During a rocket launch a spacecraft is, among other loads, exposed to a potentially damaging acoustic load. Prior to space flight, ground tests are performed to determine whether a spacecraft, or a specific part thereof, can withstand the acoustic load. In a reverberation room, a typical sound pressure field is generated to simulate a rocket launch. An acoustic feedback control algorithm shapes a noise signal in order to achieve a given spectral pattern. The sound pressure levels are controlled in third octave bands.
A downside of feedback control in this particular case finds its origin in the time delay of the different subsystems. Especially excitation of the reverberation room results in a delayed response. Consequently, controlling the sound pressure level might lead to inaccuracies, because the influence of previous control actions cannot be observed instantly. Since the delay caused by this transient behaviour gains significance as the change in excitation increases, the feedback algorithm especially lacks efficiency when the test is started.
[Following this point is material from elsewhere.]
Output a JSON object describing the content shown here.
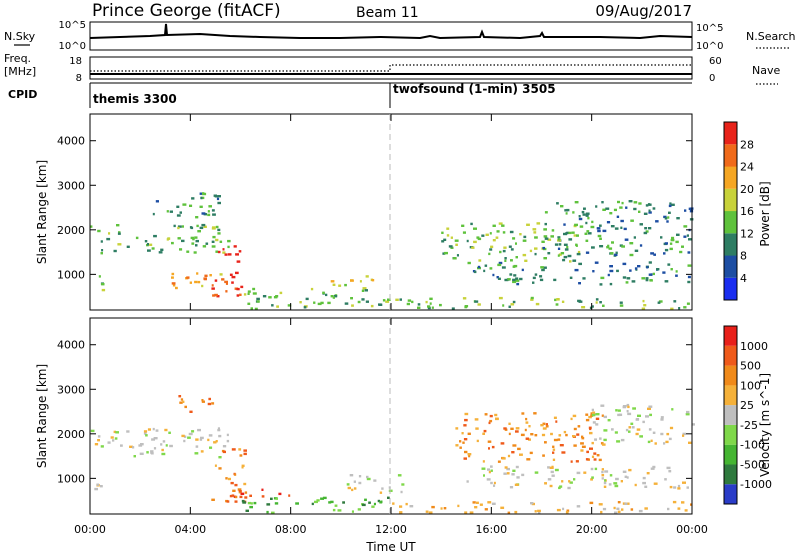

To bring the sound pressure level faster to the desired level, a different approach is studied. In contrast to feedback control algorithm, a feedforward control algorithm can operate efficient on a system with a delayed response.
The main advantage is of this approach is that by reducing the sound build-up time, energy is saved. However, identification of the system characteristics is, to an even greater extent, required for this approach. Therefore, for instance, non-linear acoustic phenomena that appear in high energy sound fields are quantified.
When the desired sound pressure level is approached, feedback control assures that the sound pressure levels remain constant. The knowledge acquired in the more thorough system identification can also be used to improve the feedback control. A stable sound pressure level throughout the test increases the reliability of the test as the chance of undertesting is minimized. What’s more, unnecessary damage is prevented as the risk of overtesting is decreased.